What is Biblical Leadership?
Pastor Ernie Brodie Jr., Ed.D.
Eugene Peterson wrote, “The pastors of America have metamorphosed into a company of shopkeepers, and the shops they keep are churches. They are preoccupied with shopkeepers’ concerns - how to keep the customers happy, how to lure customers away from competitors down the street, how to package the goods so that the customers will lay out more money.”
Church leaders have a different priority than a corporation - a different purpose - a different standard of success.
Greg Daman wrote, “. . . the reason why pastors struggle in small churches and often become discouraged is not because of their work ethic or the inherent nature of small churches, or because their congregations are unwilling to change; it’s because they have an inadequate view of what constitutes successful leadership.”
What is biblical leadership? While biblical leadership is often confused with secular leadership, which focuses on authority and power, biblical leadership emphasizes service, humility and spiritual development (Matthew 20:24-28, Luke 22:24-27). Glenn Daman states it this way, “Biblical leaders are first and foremost shepherds who care for the spiritual needs of the people. Spiritual leadership focuses on joyful service and spiritual growth rather than personal gain and success (2 Corinthians 1:24, 1 Peter 5:2-3).”
In other words, the primary task of preaching, mentoring and providing spiritual care is the work of the church. This means that the emphasis of biblical leadership is not organizational growth but spiritual development. In a secular model of leadership, character is secondary to organizational success. In the biblical pattern, character is essential (1 Timothy 3, Titus 1).
Success in ministry is therefore different than corporate leadership. Take for example the concept of being efficient, task-oriented and accomplishing goals. Glenn Daman wrote, “Some of the most important shepherding is ‘inefficient’, accomplished not in a formal teaching environment or in a scheduled counseling appointment, but over a cup of coffee, in the cab of a combine or on a golf course, where pastors have casual opportunities to discuss real life issues from a biblical perspective.”
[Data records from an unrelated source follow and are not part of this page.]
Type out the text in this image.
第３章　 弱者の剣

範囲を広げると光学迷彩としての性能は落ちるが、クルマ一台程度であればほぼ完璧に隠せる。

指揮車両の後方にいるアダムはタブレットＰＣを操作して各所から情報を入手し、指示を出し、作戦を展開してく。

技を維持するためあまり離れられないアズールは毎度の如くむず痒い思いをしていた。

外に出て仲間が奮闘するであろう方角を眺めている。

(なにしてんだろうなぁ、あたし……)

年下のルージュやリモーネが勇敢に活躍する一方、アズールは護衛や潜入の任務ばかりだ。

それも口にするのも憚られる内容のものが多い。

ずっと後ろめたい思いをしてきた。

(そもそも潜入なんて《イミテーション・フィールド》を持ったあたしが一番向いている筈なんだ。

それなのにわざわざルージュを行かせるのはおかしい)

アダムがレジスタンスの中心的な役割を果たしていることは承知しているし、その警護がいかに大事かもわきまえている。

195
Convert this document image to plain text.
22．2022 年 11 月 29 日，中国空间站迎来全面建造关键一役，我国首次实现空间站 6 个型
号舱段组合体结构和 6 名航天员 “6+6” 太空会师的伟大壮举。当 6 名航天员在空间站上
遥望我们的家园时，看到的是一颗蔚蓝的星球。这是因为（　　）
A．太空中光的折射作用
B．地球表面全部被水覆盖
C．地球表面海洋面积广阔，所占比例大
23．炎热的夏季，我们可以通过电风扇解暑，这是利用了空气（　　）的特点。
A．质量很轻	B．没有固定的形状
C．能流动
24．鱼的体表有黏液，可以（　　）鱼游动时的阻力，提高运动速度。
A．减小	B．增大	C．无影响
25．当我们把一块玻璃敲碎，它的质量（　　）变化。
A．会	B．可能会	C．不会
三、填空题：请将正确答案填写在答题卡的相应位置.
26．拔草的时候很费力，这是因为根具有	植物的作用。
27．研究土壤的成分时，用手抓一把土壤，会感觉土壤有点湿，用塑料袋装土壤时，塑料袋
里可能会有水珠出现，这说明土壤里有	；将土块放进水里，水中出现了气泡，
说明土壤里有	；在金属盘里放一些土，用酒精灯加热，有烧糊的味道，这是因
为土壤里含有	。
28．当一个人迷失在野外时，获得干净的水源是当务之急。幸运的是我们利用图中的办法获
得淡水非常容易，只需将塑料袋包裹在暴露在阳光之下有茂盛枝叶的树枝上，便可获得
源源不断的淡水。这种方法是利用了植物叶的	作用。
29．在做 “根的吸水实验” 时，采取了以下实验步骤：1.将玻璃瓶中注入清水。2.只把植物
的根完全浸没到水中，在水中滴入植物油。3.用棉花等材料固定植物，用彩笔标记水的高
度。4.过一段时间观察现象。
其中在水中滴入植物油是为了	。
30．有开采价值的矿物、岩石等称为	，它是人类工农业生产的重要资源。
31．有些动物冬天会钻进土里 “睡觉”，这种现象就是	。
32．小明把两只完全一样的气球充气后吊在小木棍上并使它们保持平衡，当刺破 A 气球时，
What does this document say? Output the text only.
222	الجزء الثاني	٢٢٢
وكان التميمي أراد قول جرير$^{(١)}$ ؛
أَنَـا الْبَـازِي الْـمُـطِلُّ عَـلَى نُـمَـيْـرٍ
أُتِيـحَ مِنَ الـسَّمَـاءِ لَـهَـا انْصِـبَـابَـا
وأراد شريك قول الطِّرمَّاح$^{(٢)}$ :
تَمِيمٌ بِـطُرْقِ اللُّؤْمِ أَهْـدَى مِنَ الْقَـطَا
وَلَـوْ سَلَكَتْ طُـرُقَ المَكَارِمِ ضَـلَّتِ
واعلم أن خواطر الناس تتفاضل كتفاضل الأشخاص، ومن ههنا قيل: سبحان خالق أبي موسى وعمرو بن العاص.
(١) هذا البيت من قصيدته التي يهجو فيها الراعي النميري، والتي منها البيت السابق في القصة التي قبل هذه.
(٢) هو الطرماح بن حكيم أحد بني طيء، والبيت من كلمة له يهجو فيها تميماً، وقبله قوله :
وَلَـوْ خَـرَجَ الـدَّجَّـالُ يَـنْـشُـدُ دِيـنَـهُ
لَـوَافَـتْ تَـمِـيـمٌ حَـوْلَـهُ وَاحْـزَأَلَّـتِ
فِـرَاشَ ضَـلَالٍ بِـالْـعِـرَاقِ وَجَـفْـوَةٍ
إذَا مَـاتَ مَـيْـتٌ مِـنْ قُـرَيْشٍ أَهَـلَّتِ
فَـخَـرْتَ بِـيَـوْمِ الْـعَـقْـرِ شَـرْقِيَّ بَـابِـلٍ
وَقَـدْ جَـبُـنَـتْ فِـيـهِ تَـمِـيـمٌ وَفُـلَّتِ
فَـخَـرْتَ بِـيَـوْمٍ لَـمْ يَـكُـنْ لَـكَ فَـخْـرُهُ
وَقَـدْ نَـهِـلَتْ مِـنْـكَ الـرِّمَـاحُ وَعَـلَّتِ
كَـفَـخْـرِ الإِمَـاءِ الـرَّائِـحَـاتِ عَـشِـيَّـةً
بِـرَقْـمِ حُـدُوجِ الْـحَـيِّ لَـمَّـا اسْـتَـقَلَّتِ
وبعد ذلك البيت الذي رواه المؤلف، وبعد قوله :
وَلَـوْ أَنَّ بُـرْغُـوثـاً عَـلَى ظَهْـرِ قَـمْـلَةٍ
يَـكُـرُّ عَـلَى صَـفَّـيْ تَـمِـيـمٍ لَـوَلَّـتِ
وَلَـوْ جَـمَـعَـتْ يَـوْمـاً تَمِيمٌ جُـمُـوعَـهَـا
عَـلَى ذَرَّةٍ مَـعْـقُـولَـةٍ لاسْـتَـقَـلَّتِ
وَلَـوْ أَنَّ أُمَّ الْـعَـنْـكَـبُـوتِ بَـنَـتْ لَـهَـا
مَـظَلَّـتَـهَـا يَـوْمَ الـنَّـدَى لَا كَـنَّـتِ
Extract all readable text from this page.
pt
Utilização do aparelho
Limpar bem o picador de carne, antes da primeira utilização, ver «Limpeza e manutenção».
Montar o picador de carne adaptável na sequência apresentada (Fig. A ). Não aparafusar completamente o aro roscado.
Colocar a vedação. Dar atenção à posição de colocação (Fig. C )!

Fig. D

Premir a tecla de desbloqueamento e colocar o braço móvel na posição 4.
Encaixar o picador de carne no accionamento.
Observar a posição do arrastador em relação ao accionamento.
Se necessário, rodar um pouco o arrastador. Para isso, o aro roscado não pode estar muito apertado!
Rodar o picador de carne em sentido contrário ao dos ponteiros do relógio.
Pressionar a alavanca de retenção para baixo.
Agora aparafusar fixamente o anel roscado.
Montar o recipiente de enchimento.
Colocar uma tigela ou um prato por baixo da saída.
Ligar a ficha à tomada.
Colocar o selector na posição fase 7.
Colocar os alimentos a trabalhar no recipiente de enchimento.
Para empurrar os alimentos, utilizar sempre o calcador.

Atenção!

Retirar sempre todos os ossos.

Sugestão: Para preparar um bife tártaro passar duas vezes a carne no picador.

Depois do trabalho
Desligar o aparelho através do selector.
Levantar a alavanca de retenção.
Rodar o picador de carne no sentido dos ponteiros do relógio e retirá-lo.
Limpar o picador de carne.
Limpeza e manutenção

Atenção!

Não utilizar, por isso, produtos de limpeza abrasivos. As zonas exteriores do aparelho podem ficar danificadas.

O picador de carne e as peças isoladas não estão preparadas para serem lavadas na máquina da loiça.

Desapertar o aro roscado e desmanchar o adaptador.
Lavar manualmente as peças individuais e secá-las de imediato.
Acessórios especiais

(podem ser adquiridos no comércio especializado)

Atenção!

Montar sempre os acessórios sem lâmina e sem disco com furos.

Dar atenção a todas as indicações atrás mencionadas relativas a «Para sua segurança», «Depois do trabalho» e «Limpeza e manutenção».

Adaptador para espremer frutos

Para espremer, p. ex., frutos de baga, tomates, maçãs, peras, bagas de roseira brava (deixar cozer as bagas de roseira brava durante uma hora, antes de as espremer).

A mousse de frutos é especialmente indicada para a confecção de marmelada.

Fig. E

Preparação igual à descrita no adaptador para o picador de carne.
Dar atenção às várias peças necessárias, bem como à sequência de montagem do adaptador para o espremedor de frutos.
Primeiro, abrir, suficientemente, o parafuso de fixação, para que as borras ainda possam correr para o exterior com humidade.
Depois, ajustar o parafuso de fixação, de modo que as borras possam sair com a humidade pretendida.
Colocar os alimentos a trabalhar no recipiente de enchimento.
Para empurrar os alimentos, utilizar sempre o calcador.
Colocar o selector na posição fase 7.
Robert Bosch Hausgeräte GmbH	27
Please note the weight of the ministry does not rest upon the shoulders of the pastor alone. 2 Timothy 2:2 reveals that we should train others. Ephesians 4:11-16 shows the purpose of spiritual leadership. Verse 12: 1) To equip the saints (believers); 2) For the work of the ministry; 3) For building up the body. Success as a church relates to spiritual development. God can use each of us to develop others for Christ. Your ministry starts at home and moves to others.
Daman, Glenn C. Leading the Small Church: How to Develop a Transformational Ministry. Grand Rapids: Kregel Publications, 2006.
Peterson, Eugene H. Working the Angles: The Shape of Pastoral Integrity. Grand Rapids: Eerdmans Publishing Company, 1987.